Sammi: “I just feel like, I don’t even know.”
Snooki: (immediately) “I know how you feel.”
I’m sorry, but that’s just totally correct.
When the Situation informed us about land mines along with grenades, it brought the show to a whole new level.
His concept of the metaphore is impecable.
One of the highlights was when The Situation goes, “MIA – that’s Miami”. Thanks, I’m glad we worked that out.
Damnit, I missed these crazy kids.
He’s just making sure the people watching who aren’t as smart as him can still understand what’s going on. You know, like people in coma’s or ones declared braindead from a car accident or something.
I find it funny that the only company that DID advertise was GM. Additionally, all the cars the castmembers drive are GM. So there you have it: GM, Out of bankruptcy and still making fantastic decisions.
The Situation came to a bar in my town. I guess the owner knew his cousin or something? Anyways, you could do body shots off The Situation for $50. That’s a lot of money! Apparently he got really drunk and started shouting, “NONE OF THESE GIRLS ARE HOT.”
And then he threw up.
yeah that sounds about right.
Snooki says Obama like she really means N-word.
O-ba-MA!!!!
My favorite part was when Sammi was having her inarticulate breakdown about Ronnie in the car and Angelina just had to open her mouth and make the equally nonsensical interjection:
“Wait, are you talking about guys? Something something last summer something bitch something boyfriend.”

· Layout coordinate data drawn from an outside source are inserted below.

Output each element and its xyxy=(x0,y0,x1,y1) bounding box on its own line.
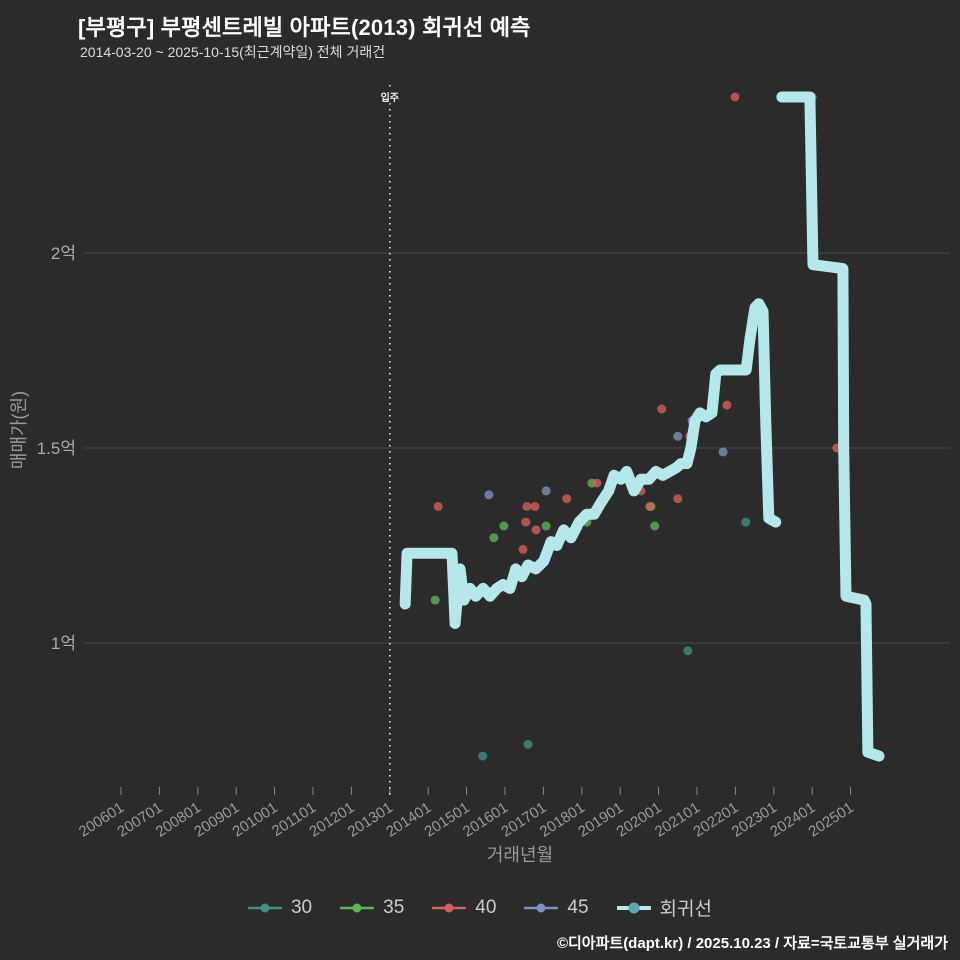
scatter-point xyxy=(673,431,683,441)
legend: 30 35 40 45 회귀선 xyxy=(0,894,960,921)
x-tick-label: 202501 xyxy=(806,799,857,841)
scatter-point xyxy=(592,478,602,488)
x-axis-title: 거래년월 xyxy=(486,845,554,865)
scatter-point xyxy=(730,92,740,102)
scatter-point xyxy=(541,486,551,496)
scatter-point xyxy=(722,400,732,410)
legend-item-회귀선[interactable]: 회귀선 xyxy=(616,894,712,921)
regression-segment xyxy=(776,91,885,762)
legend-item-40[interactable]: 40 xyxy=(432,897,496,919)
legend-item-35[interactable]: 35 xyxy=(340,897,404,919)
scatter-series-30 xyxy=(478,517,751,761)
legend-marker-icon xyxy=(524,903,559,912)
legend-label: 45 xyxy=(567,896,589,918)
legend-item-45[interactable]: 45 xyxy=(524,896,589,919)
x-axis: 2006012007012008012009012010012011012012… xyxy=(76,787,857,841)
scatter-point xyxy=(521,517,531,527)
legend-item-30[interactable]: 30 xyxy=(247,896,313,919)
legend-marker-icon xyxy=(432,903,467,912)
legend-marker-icon xyxy=(247,903,282,912)
scatter-point xyxy=(650,521,660,531)
scatter-point xyxy=(683,646,693,656)
scatter-point xyxy=(478,751,488,761)
scatter-point xyxy=(499,521,509,531)
y-tick-label: 1.5억 xyxy=(37,439,76,458)
regression-segment xyxy=(399,298,782,629)
scatter-point xyxy=(484,490,494,500)
scatter-point xyxy=(430,595,440,605)
legend-label: 35 xyxy=(383,896,405,918)
y-tick-label: 1억 xyxy=(51,634,76,653)
scatter-point xyxy=(562,494,572,504)
scatter-point xyxy=(741,517,751,527)
page-subtitle: 2014-03-20 ~ 2025-10-15(최근계약일) 전체 거래건 xyxy=(80,44,386,60)
scatter-point xyxy=(541,521,551,531)
legend-marker-icon xyxy=(616,902,651,913)
scatter-point xyxy=(433,502,443,511)
gridlines: 1억 1.5억 2억 xyxy=(37,244,950,653)
move-in-label: 입주 xyxy=(381,91,399,104)
scatter-point xyxy=(489,533,499,543)
scatter-point xyxy=(518,544,528,554)
scatter-point xyxy=(657,404,667,414)
legend-label: 회귀선 xyxy=(659,899,712,920)
scatter-point xyxy=(522,502,532,511)
scatter-point xyxy=(645,502,655,511)
page-title: [부평구] 부평센트레빌 아파트(2013) 회귀선 예측 xyxy=(78,15,531,40)
legend-marker-icon xyxy=(340,903,375,912)
legend-label: 30 xyxy=(290,896,313,918)
source-credit: ©디아파트(dapt.kr) / 2025.10.23 / 자료=국토교통부 실… xyxy=(556,935,948,952)
x-tick-label: 201001 xyxy=(230,799,281,841)
y-axis-title: 매매가(원) xyxy=(9,390,29,470)
regression-line xyxy=(399,91,885,762)
legend-label: 40 xyxy=(475,896,497,918)
scatter-point xyxy=(523,739,533,749)
scatter-point xyxy=(718,447,728,457)
scatter-point xyxy=(530,502,540,511)
scatter-point xyxy=(531,525,541,535)
y-tick-label: 2억 xyxy=(51,244,76,263)
scatter-point xyxy=(673,494,683,504)
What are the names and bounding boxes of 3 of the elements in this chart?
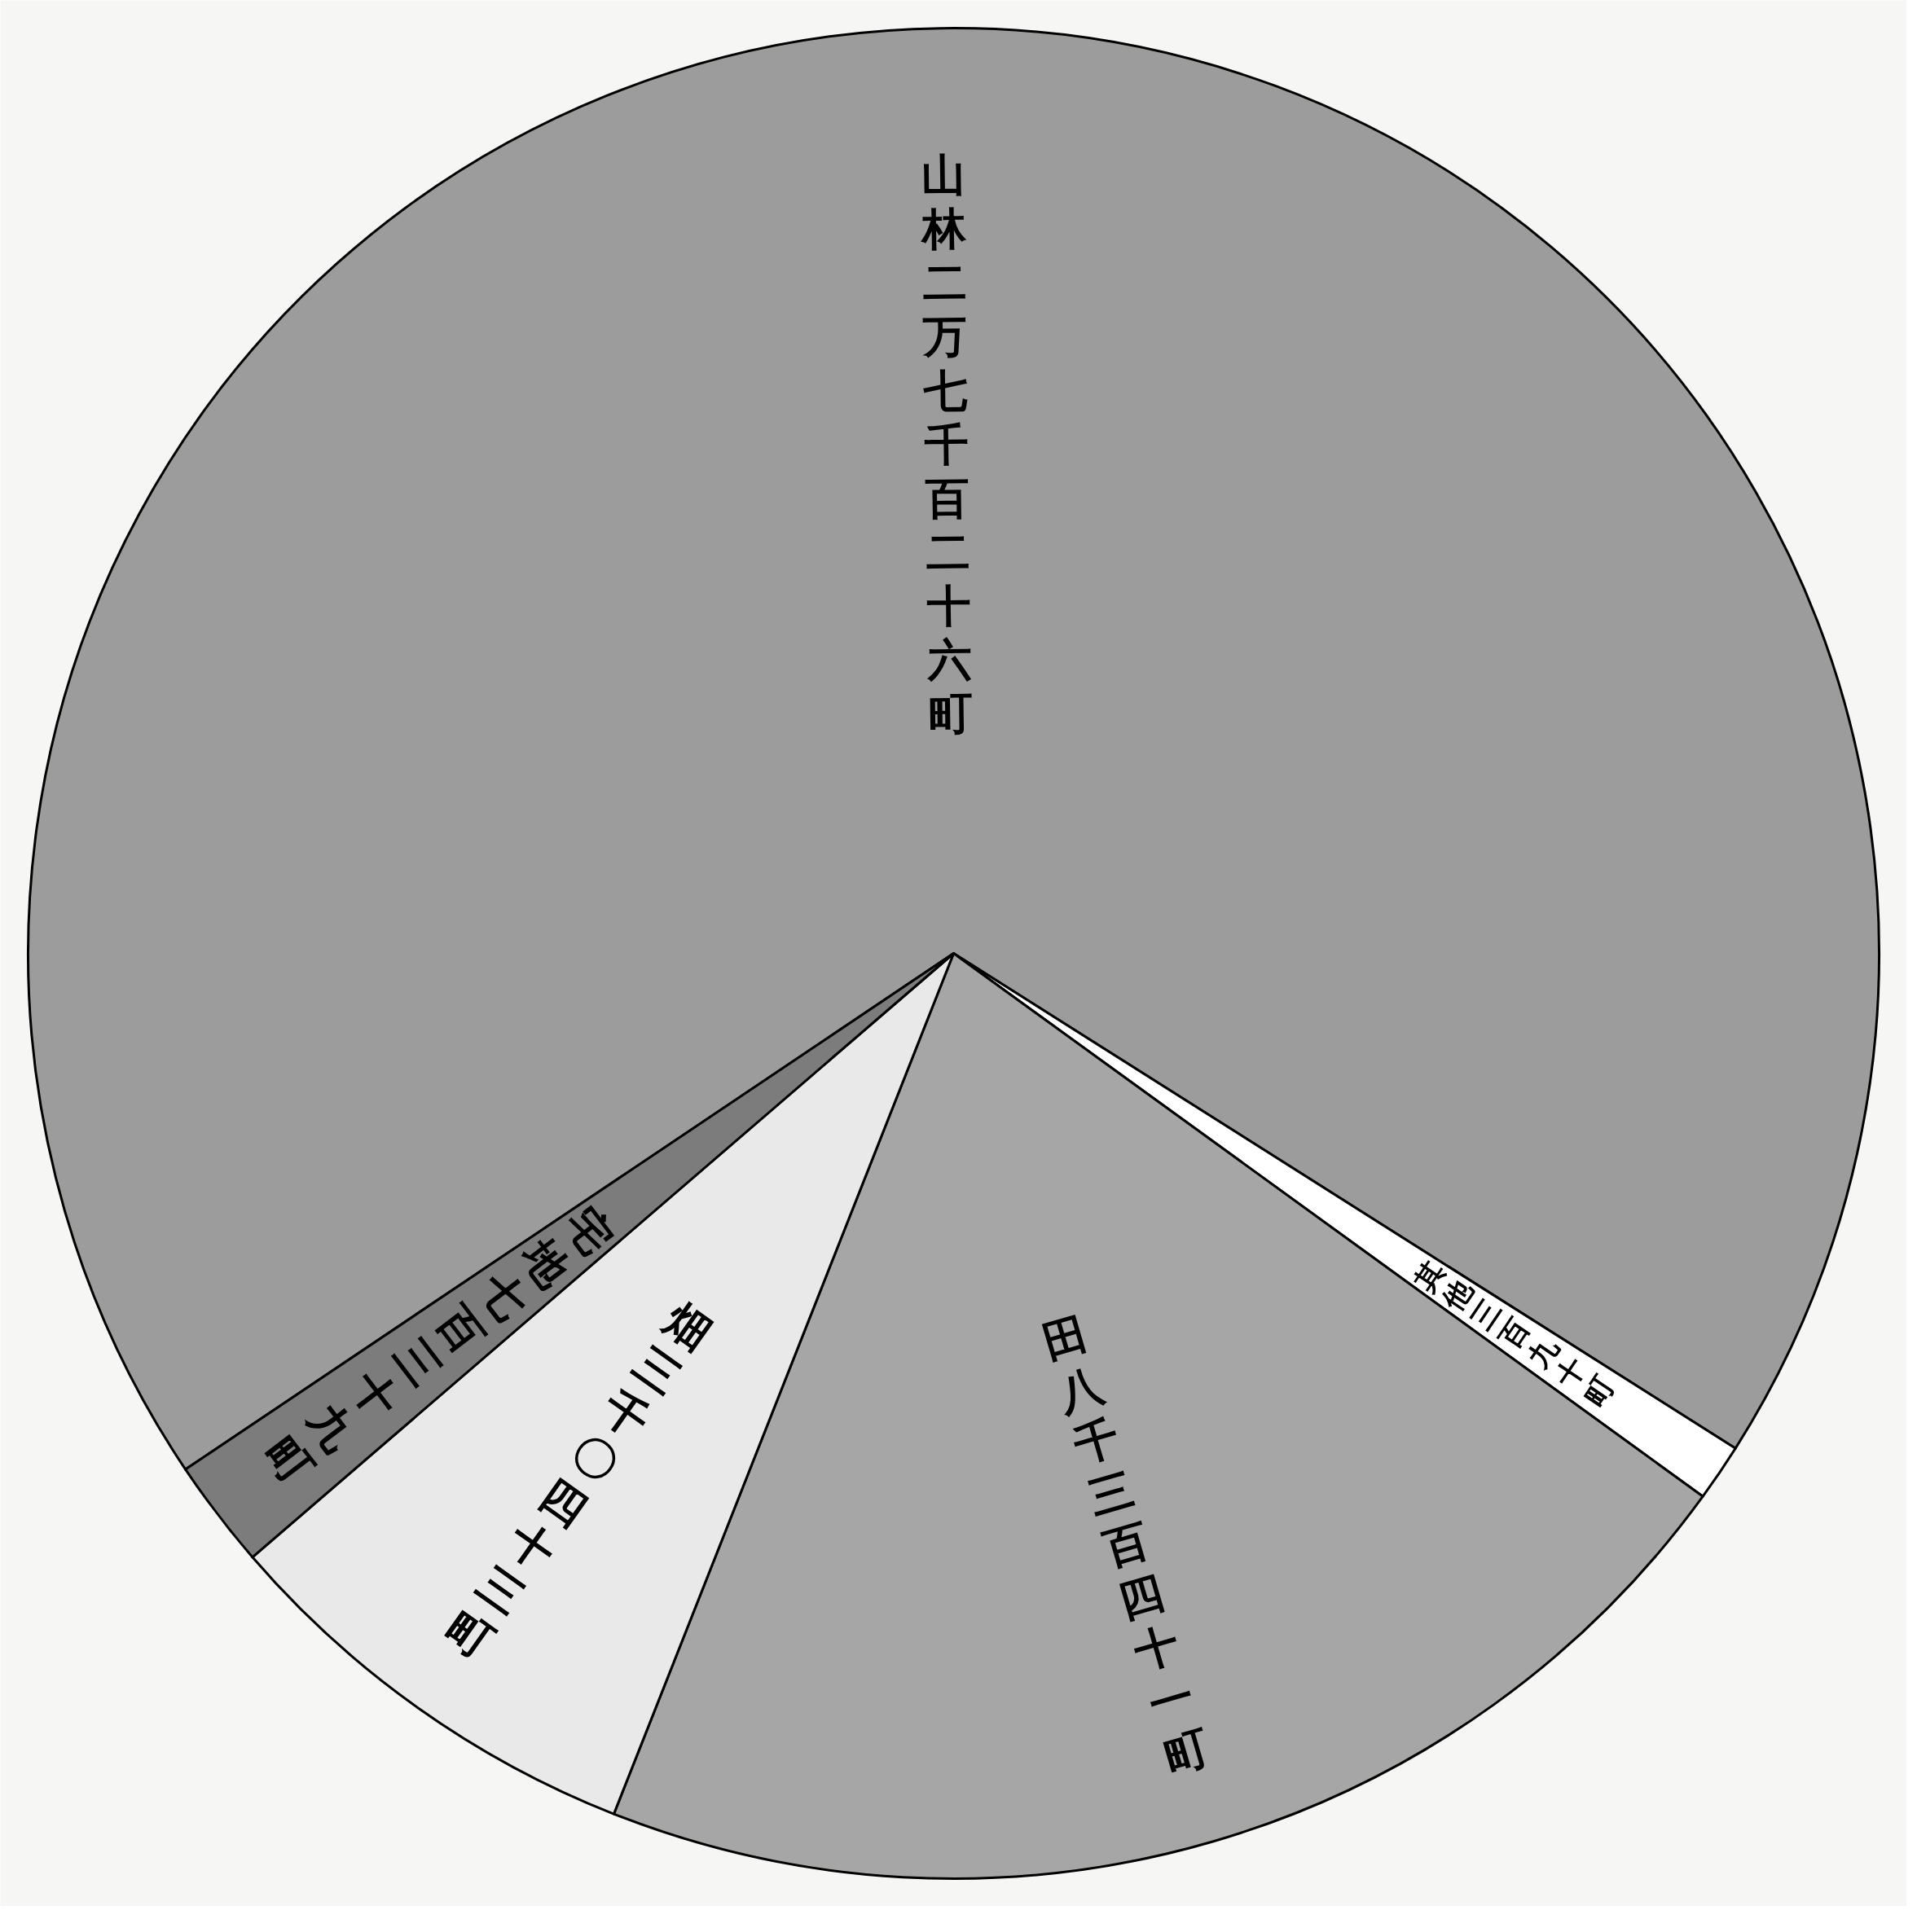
text: 二万七千百二十六町 [921, 257, 973, 740]
slice-label: 山林 [919, 149, 967, 256]
slice-label: 田 [1037, 1306, 1094, 1369]
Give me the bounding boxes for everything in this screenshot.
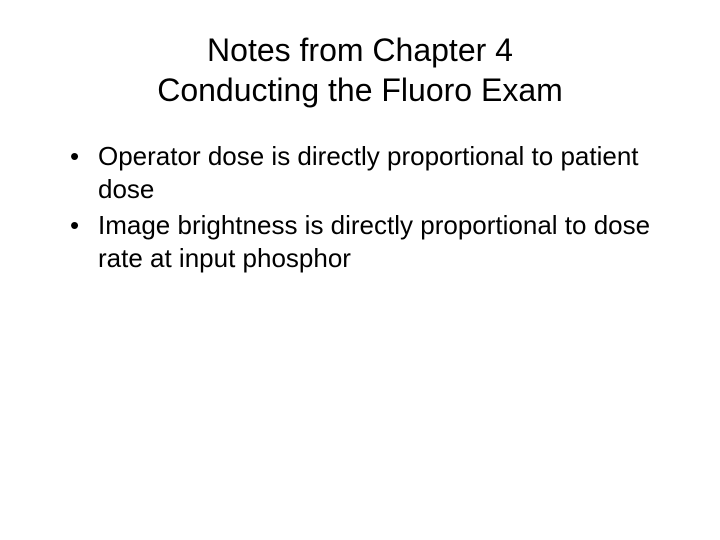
slide-title-block: Notes from Chapter 4 Conducting the Fluo… [40, 30, 680, 110]
title-line-1: Notes from Chapter 4 [40, 30, 680, 70]
list-item: Image brightness is directly proportiona… [70, 209, 680, 274]
bullet-list: Operator dose is directly proportional t… [40, 140, 680, 274]
list-item: Operator dose is directly proportional t… [70, 140, 680, 205]
title-line-2: Conducting the Fluoro Exam [40, 70, 680, 110]
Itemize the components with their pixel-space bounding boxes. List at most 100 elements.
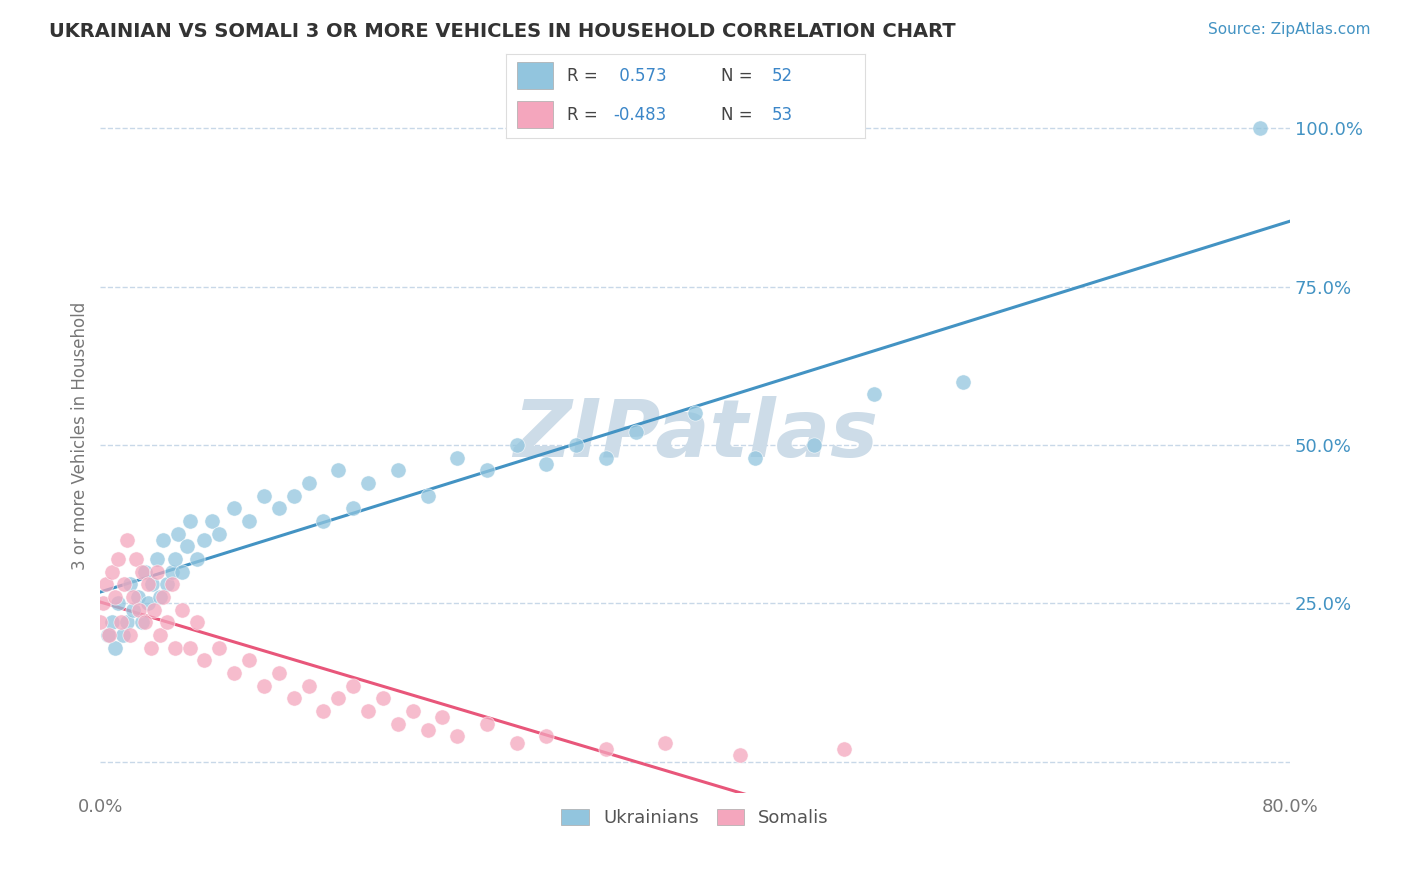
Point xyxy=(139,640,162,655)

Angelina is basically the Pete Best of Jersey Shore. #morelikepeteworst
I feel like we’re at the cusp of a schism in the JS fanhood: Those who believe accept only the first season as entertainment trash gospel, and those who accept the second (and presumably third) seasons. Or is this less like religion and more like canon?
Is Jersey Shore: Season 1 to Season 2 what Star Trek The Original Series is to TNG? I should stop talking now.
I hope the True Blood re-caps will be back next week! They’re the only reason I watch that double stupid show.
Seriously! we need the TRUE BLOOD re-caps!! first thing I do Monday morning is check to see what’s been written!!!!
Yeah!! it was boring and dull as well.